We all promise we won’t lose touch. Friends forever. You’re like my brother. My sister. I won’t be gone for that long. We’re not going to change that much. I met a lot of people along the way and very few measured up to the idea I carried with me of the friends I made in adolescence and college. Eventually, I came to realize how narrow my thinking had been. The kind of limited thinking that leads to further isolation. Over the years I’ve met people just as good as my old buddies. But that doesn’t mean they’ll ever take the place of those first, best friends. Unless there is a betrayal or another form of irreversible falling out, those people exist in your memory as lighthouses guiding your mind to better times.
Our freedom and our travel pushes us away from the people we leave. They aren’t left behind, not in a negative sense, but there is a separation there. Experiences formed with new people in new places. We live our lives and the world does its work on us until we become alien to the people who knew us. We learn strange things. Different languages. Different places. Different ways of thinking.

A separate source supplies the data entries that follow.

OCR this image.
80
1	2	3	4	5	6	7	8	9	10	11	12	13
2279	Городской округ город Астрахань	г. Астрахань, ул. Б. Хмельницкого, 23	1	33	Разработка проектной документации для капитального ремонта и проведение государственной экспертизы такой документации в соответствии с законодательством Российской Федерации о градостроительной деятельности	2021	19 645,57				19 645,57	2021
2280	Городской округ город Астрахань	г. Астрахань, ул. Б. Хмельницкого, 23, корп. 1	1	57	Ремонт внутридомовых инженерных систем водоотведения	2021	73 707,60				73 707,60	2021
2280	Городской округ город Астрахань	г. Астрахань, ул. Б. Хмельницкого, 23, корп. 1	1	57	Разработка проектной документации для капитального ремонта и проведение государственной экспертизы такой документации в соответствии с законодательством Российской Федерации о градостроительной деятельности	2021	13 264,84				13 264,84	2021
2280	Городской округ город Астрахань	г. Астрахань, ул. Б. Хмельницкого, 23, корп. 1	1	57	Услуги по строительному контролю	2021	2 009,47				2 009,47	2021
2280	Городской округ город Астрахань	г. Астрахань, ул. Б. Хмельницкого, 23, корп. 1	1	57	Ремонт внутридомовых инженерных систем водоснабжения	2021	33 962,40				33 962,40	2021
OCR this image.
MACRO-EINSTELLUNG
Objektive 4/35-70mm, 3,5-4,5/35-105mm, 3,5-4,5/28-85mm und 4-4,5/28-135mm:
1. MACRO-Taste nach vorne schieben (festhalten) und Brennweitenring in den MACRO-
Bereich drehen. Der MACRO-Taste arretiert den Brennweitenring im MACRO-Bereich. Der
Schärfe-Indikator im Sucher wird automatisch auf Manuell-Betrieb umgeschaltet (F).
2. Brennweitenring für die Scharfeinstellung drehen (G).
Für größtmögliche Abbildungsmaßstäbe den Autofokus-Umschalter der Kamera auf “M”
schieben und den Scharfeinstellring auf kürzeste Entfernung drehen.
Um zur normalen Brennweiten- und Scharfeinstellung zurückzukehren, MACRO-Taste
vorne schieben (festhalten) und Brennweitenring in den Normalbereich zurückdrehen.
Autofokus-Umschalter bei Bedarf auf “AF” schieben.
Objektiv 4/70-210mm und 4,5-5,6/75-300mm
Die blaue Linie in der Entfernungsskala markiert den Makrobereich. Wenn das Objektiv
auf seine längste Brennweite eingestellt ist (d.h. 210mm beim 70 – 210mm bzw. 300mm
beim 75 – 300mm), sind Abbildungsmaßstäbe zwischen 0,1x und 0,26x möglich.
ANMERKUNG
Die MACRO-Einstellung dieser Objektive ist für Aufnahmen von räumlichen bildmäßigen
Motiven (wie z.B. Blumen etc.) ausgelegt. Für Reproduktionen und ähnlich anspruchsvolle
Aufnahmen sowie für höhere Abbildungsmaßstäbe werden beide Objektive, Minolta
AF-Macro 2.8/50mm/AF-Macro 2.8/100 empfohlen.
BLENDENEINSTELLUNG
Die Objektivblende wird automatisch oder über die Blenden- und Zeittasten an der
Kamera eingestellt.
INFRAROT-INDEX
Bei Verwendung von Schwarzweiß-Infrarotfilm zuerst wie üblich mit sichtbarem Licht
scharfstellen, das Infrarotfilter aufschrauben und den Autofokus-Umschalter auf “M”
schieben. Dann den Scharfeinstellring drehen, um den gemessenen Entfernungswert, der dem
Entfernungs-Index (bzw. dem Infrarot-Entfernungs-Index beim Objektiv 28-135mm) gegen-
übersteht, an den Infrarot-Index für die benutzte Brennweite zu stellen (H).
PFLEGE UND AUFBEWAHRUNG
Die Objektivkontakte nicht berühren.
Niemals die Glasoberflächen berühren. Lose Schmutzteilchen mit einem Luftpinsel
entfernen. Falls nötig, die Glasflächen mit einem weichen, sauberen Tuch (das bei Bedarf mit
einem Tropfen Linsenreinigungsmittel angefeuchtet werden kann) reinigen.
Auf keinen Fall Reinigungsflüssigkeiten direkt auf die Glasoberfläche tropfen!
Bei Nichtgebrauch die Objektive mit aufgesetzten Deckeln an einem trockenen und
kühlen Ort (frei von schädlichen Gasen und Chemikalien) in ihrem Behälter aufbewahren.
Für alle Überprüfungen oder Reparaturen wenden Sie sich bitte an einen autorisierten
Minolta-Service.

We end or leave the things that bonded us together—geography, college, a city, a job—and start again. The people in those new places fill voids, and you compare them to your old, trusted, loyal friends. Until you recognize that they’ll never fill that void and stop with the comparisons. You’ll never meet the same person twice. If you think you have, just give it a minute. We like to compare people just like we compare places. It gives us a reference point. But it’s reductive and limiting to think like this.

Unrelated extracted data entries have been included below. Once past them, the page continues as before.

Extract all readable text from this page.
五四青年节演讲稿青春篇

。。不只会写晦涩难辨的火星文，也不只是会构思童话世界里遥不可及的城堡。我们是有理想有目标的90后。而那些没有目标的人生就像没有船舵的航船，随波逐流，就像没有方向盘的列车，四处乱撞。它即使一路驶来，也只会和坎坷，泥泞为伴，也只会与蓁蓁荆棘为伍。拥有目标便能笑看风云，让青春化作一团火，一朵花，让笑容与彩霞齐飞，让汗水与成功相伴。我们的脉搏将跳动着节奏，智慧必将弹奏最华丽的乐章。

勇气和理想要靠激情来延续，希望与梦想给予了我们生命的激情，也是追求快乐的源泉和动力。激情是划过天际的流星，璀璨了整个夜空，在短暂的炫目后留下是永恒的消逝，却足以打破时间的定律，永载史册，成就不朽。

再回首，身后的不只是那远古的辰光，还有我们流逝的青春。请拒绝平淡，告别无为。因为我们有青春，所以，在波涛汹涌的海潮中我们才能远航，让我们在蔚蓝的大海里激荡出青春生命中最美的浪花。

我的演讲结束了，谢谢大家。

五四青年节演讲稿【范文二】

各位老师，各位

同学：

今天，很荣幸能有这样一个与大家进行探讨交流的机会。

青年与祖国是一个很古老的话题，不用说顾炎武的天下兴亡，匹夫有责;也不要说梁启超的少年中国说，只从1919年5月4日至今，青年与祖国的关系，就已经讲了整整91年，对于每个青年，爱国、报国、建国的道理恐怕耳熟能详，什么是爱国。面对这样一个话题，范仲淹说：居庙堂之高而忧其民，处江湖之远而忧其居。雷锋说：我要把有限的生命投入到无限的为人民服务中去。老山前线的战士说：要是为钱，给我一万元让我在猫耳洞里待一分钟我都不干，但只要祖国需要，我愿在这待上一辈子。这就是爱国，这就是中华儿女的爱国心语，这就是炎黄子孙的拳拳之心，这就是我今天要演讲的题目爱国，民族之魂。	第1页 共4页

The life you want is almost never what someone else wants.“If I could see all my friends tonight.” We do get together sometimes. It happens now at weddings and occasionally other random reunions, and it’s one of the great joys in my life, to get a big group of friends together. That’s the most I can ask for, and the best I’ll ever get.
I wish I could have both. I wish I could have the domestic life with my old friends that we’d want to escape and I wish I could have the life I have that I don’t want to escape but is far from my friends. I chose the latter and gave up something big.